In November 2022, an Illinois federal judge allowed a BIPA lawsuit to move forward against Estee Lauder Companies, Inc. in regards to their Too Faced makeup brand. The plaintiff alleges that the company collected her facial-geometry data in violation of BIPA when she used the makeup try-on tool available on Too Faced’s website. Under Illinois law, a “violation of a statutory standard of care is prima facie evidence of negligence.” Kukovec v. Estee Lauder Companies, Inc., No. 22 CV 1988, 2022 WL 16744196, at *8 (N.D. Ill. Nov. 7, 2022) (citing Cuyler v. United States, 362 F.3d 949, 952 (7th Cir. 2004)). While the judge ruled that the plaintiff did not sufficiently allege recklessness or intent, he allowed the case to move forward because the plaintiff “present[ed] a story that holds together,” and did more than “simply parrot the elements of a BIPA claim.” The judge found that it seemed reasonable to infer that the company had to collect biometric data for the virtual try-on to work.  

In February 2023, Christian Dior was able to find a BIPA exemption, which allowed a class action lawsuit filed against them to be dismissed. Christian Dior offered virtual try-on for sunglasses on their website. According to the lead plaintiff, the luxury brand failed to obtain consent prior to capturing her biometric information for the virtual-try on offering violating BIPA. The judge, however, held that the BIPA general health care exemption applied to VTOT for eyewear, including nonprescription sunglasses offered by consumer brands. BIPA exempts information captured from a “patient” in a “health care setting.” Since BIPA does not define these terms, the judge referred to Merriam-Webster to define the terms. Patient was defined as “an individual awaiting or under medical care and treatment” or “the recipient of any various personal services.” The judge found sunglasses, even nonprescription ones, are used to “protect one’s eyes from the sun and are Class I medical devices under the Food & Drug Administration’s regulations.” Thus, an individual using VTOT is classified as a patient “awaiting . . . medical care” since sunglasses are a medical device that protect vision and VTOT is the “online equivalent” of a brick-and-mortar store where one would purchase sunglasses.  

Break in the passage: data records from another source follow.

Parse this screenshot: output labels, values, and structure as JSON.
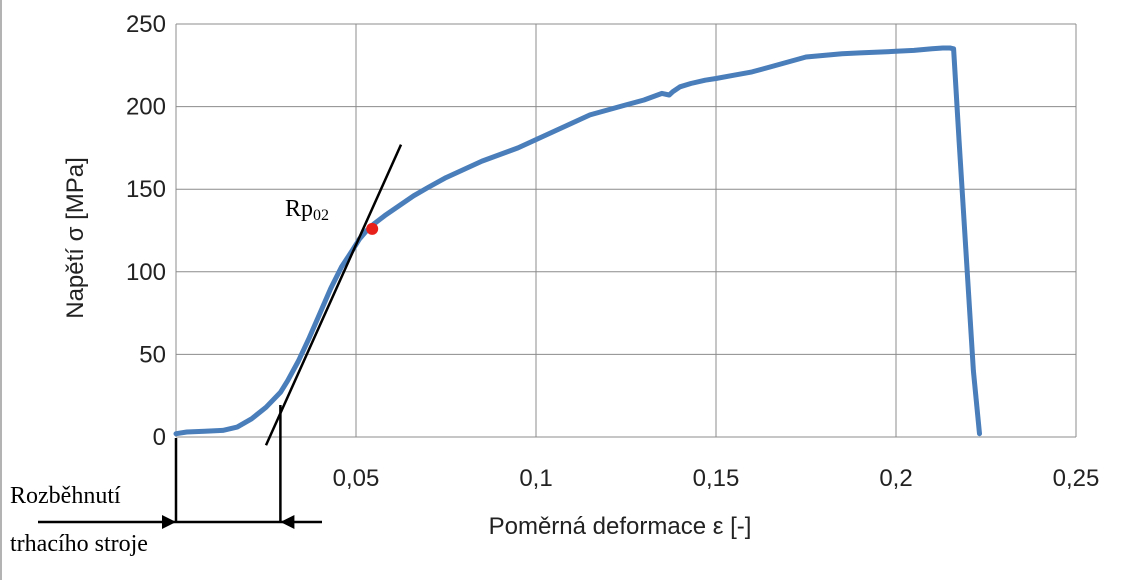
{
  "chart_data": {
    "type": "line",
    "xlabel": "Poměrná deformace ε [-]",
    "ylabel": "Napětí σ [MPa]",
    "xlim": [
      0,
      0.25
    ],
    "ylim": [
      0,
      250
    ],
    "x_ticks": [
      0.05,
      0.1,
      0.15,
      0.2,
      0.25
    ],
    "x_tick_labels": [
      "0,05",
      "0,1",
      "0,15",
      "0,2",
      "0,25"
    ],
    "y_ticks": [
      0,
      50,
      100,
      150,
      200,
      250
    ],
    "y_tick_labels": [
      "0",
      "50",
      "100",
      "150",
      "200",
      "250"
    ],
    "grid": true,
    "series": [
      {
        "color": "#4a7ebb",
        "x": [
          0.0,
          0.003,
          0.008,
          0.013,
          0.017,
          0.021,
          0.025,
          0.029,
          0.031,
          0.034,
          0.037,
          0.04,
          0.043,
          0.046,
          0.049,
          0.051,
          0.053,
          0.055,
          0.058,
          0.062,
          0.066,
          0.07,
          0.075,
          0.08,
          0.085,
          0.09,
          0.095,
          0.1,
          0.105,
          0.11,
          0.115,
          0.12,
          0.125,
          0.13,
          0.135,
          0.137,
          0.138,
          0.14,
          0.143,
          0.147,
          0.15,
          0.155,
          0.16,
          0.165,
          0.17,
          0.175,
          0.18,
          0.185,
          0.19,
          0.195,
          0.2,
          0.205,
          0.21,
          0.213,
          0.215,
          0.216,
          0.2175,
          0.2195,
          0.2215,
          0.2232
        ],
        "y": [
          2,
          3,
          3.5,
          4,
          6,
          11,
          18,
          27,
          34,
          46,
          60,
          75,
          90,
          103,
          113,
          120,
          125,
          129,
          134,
          140,
          146,
          151,
          157,
          162,
          167,
          171,
          175,
          180,
          185,
          190,
          195,
          198,
          201,
          204,
          208,
          207,
          209,
          212,
          214,
          216,
          217,
          219,
          221,
          224,
          227,
          230,
          231,
          232,
          232.5,
          233,
          233.5,
          234,
          235,
          235.5,
          235.5,
          235,
          180,
          110,
          40,
          2
        ]
      }
    ],
    "tangent_line": {
      "x": [
        0.025,
        0.0625
      ],
      "y": [
        -5,
        177
      ],
      "color": "#000000"
    },
    "point": {
      "label_main": "Rp",
      "label_sub": "02",
      "x": 0.0545,
      "y": 126,
      "color": "#e8201c"
    },
    "annotation": {
      "line1": "Rozběhnutí",
      "line2": "trhacího stroje",
      "x_start": 0.0,
      "x_end": 0.029
    }
  }
}
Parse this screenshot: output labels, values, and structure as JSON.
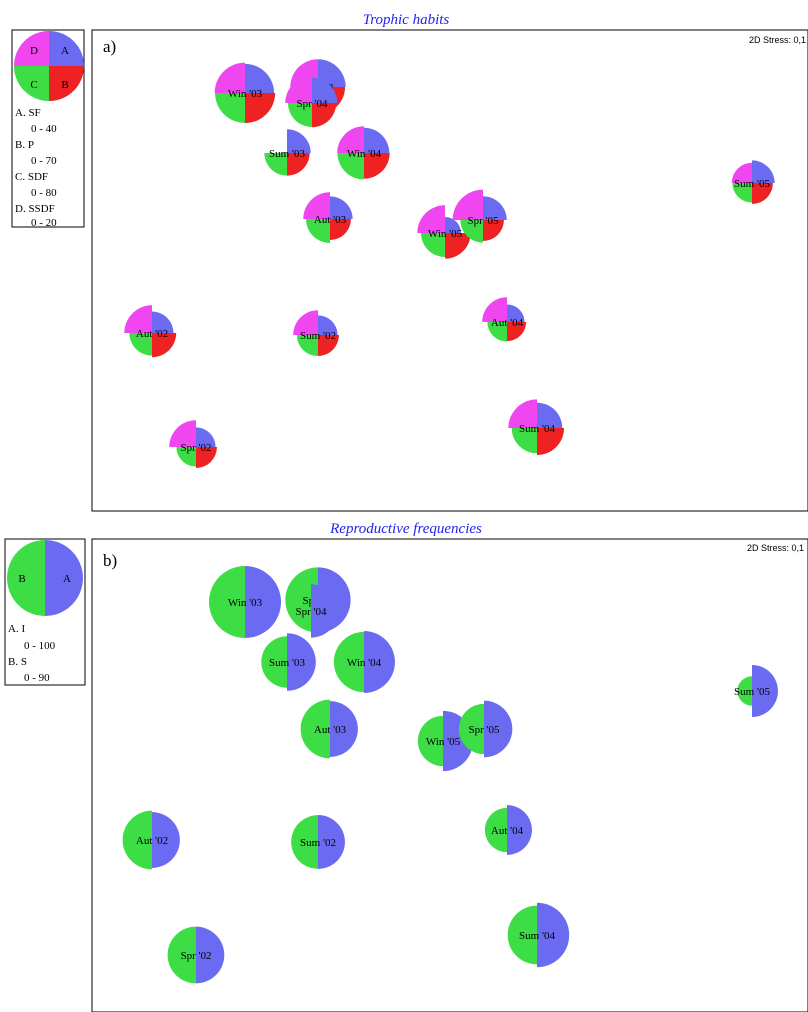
{
  "chart_data": [
    {
      "type": "scatter",
      "title": "Trophic habits",
      "panel": "a)",
      "stress": "2D Stress: 0,1",
      "legend": {
        "quadrant_letters": [
          "A",
          "B",
          "C",
          "D"
        ],
        "items": [
          {
            "label": "A. SF",
            "range": "0 - 40"
          },
          {
            "label": "B. P",
            "range": "0 - 70"
          },
          {
            "label": "C. SDF",
            "range": "0 - 80"
          },
          {
            "label": "D. SSDF",
            "range": "0 - 20"
          }
        ],
        "max": [
          40,
          70,
          80,
          20
        ]
      },
      "colors": {
        "A": "#6b6bf2",
        "B": "#ee2222",
        "C": "#3ddd45",
        "D": "#ef46ef"
      },
      "points": [
        {
          "label": "Win '03",
          "x": 0.2,
          "y": 0.18,
          "values": [
            33,
            62,
            70,
            18
          ]
        },
        {
          "label": "Spr '03",
          "x": 0.3,
          "y": 0.1,
          "values": [
            30,
            50,
            55,
            15
          ]
        },
        {
          "label": "Spr '04",
          "x": 0.3,
          "y": 0.18,
          "values": [
            25,
            40,
            45,
            14
          ]
        },
        {
          "label": "Sum '03",
          "x": 0.2,
          "y": 0.3,
          "values": [
            22,
            35,
            40,
            0
          ]
        },
        {
          "label": "Win '04",
          "x": 0.38,
          "y": 0.3,
          "values": [
            25,
            45,
            55,
            14
          ]
        },
        {
          "label": "Sum '05",
          "x": 0.95,
          "y": 0.3,
          "values": [
            20,
            30,
            30,
            8
          ]
        },
        {
          "label": "Aut '03",
          "x": 0.32,
          "y": 0.44,
          "values": [
            20,
            30,
            45,
            14
          ]
        },
        {
          "label": "Win '05",
          "x": 0.5,
          "y": 0.48,
          "values": [
            10,
            45,
            45,
            15
          ]
        },
        {
          "label": "Spr '05",
          "x": 0.57,
          "y": 0.43,
          "values": [
            22,
            30,
            40,
            18
          ]
        },
        {
          "label": "Aut '02",
          "x": 0.0,
          "y": 0.68,
          "values": [
            18,
            40,
            40,
            15
          ]
        },
        {
          "label": "Sum '02",
          "x": 0.3,
          "y": 0.68,
          "values": [
            15,
            30,
            35,
            12
          ]
        },
        {
          "label": "Aut '04",
          "x": 0.6,
          "y": 0.68,
          "values": [
            12,
            25,
            30,
            12
          ]
        },
        {
          "label": "Spr '02",
          "x": 0.1,
          "y": 0.9,
          "values": [
            15,
            30,
            30,
            14
          ]
        },
        {
          "label": "Sum '04",
          "x": 0.65,
          "y": 0.88,
          "values": [
            25,
            50,
            50,
            16
          ]
        }
      ]
    },
    {
      "type": "scatter",
      "title": "Reproductive frequencies",
      "panel": "b)",
      "stress": "2D Stress: 0,1",
      "legend": {
        "half_letters": [
          "A",
          "B"
        ],
        "items": [
          {
            "label": "A. I",
            "range": "0 - 100"
          },
          {
            "label": "B. S",
            "range": "0 - 90"
          }
        ],
        "max": [
          100,
          90
        ]
      },
      "colors": {
        "A": "#6b6bf2",
        "B": "#3ddd45"
      },
      "points": [
        {
          "label": "Win '03",
          "x": 0.2,
          "y": 0.14,
          "values": [
            100,
            90
          ]
        },
        {
          "label": "Spr '03",
          "x": 0.3,
          "y": 0.12,
          "values": [
            82,
            74
          ]
        },
        {
          "label": "Spr '04",
          "x": 0.3,
          "y": 0.15,
          "values": [
            55,
            0
          ]
        },
        {
          "label": "Sum '03",
          "x": 0.2,
          "y": 0.28,
          "values": [
            64,
            46
          ]
        },
        {
          "label": "Win '04",
          "x": 0.38,
          "y": 0.28,
          "values": [
            74,
            63
          ]
        },
        {
          "label": "Sum '05",
          "x": 0.95,
          "y": 0.35,
          "values": [
            52,
            15
          ]
        },
        {
          "label": "Aut '03",
          "x": 0.32,
          "y": 0.44,
          "values": [
            60,
            60
          ]
        },
        {
          "label": "Win '05",
          "x": 0.5,
          "y": 0.48,
          "values": [
            70,
            44
          ]
        },
        {
          "label": "Spr '05",
          "x": 0.57,
          "y": 0.43,
          "values": [
            62,
            44
          ]
        },
        {
          "label": "Aut '02",
          "x": 0.0,
          "y": 0.68,
          "values": [
            60,
            60
          ]
        },
        {
          "label": "Sum '02",
          "x": 0.3,
          "y": 0.68,
          "values": [
            56,
            50
          ]
        },
        {
          "label": "Aut '04",
          "x": 0.6,
          "y": 0.68,
          "values": [
            48,
            34
          ]
        },
        {
          "label": "Spr '02",
          "x": 0.1,
          "y": 0.9,
          "values": [
            62,
            56
          ]
        },
        {
          "label": "Sum '04",
          "x": 0.65,
          "y": 0.88,
          "values": [
            80,
            60
          ]
        }
      ]
    }
  ]
}
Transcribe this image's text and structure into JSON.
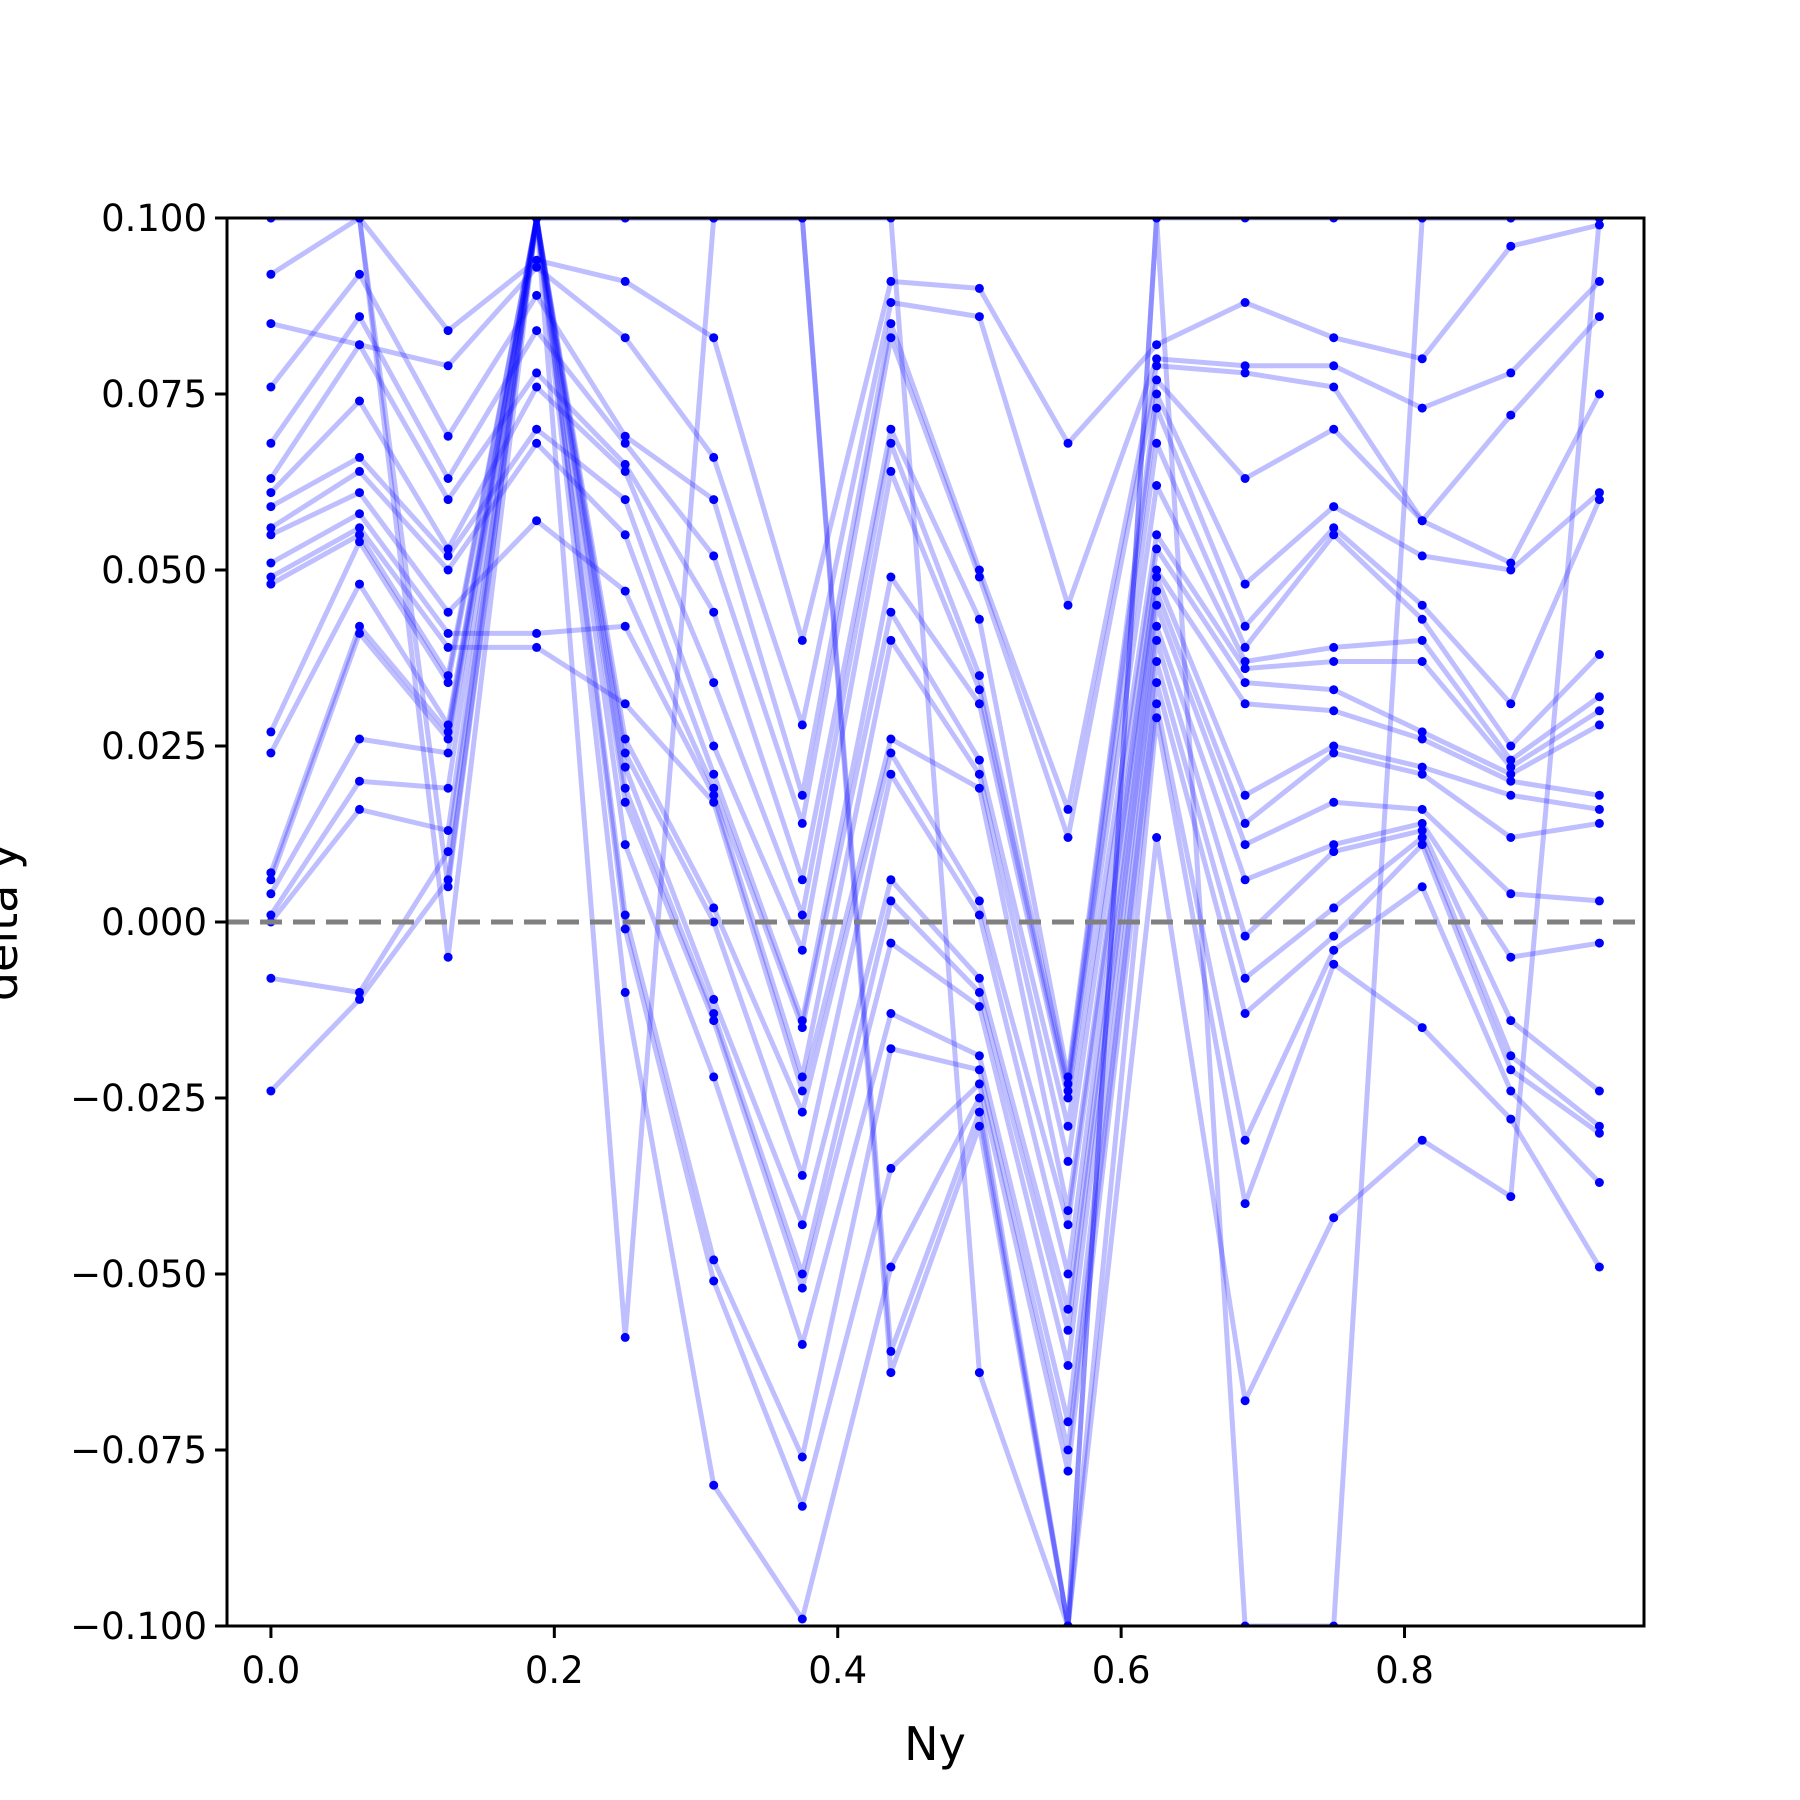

Further, health care was defined as “efforts made to maintain or restore physical, mental, or emotional well-being especially by trained and licensed professionals.” The judge stated that she had “no trouble finding that VTOT counts as a ‘setting.’” Thus, under BIPA’s general health care exemption, consumers who purchase eyewear, including nonprescription sunglasses, using VTOT are considered to be “patients” in a “health care setting.” 

Both cases show that while virtual try-on may operate similarly on a company’s website, the type of product that a brand is offering consumers the opportunity to “try on” may allow them to take part in exemptions. The “health care” exemption in the Christian Dior was not the first time that a company benefitted from the exemption. BIPA lawsuits can be costly for companies. TikTok settled a $92 million BIPA lawsuit in 2021 with regards to allegations that the social media app harvested biometric face and voice prints from user-uploaded videos. Although that example does not deal with virtual try-on, it exemplifies how diligence and expertise with BIPA requirements can save brands huge settlements. Companies looking to expand into the virtual try-on space should carefully consider how they will obtain explicit written consent (and other BIPA requirements, like data destruction policies and procedures) from consumers to minimize class action and litigation exposure.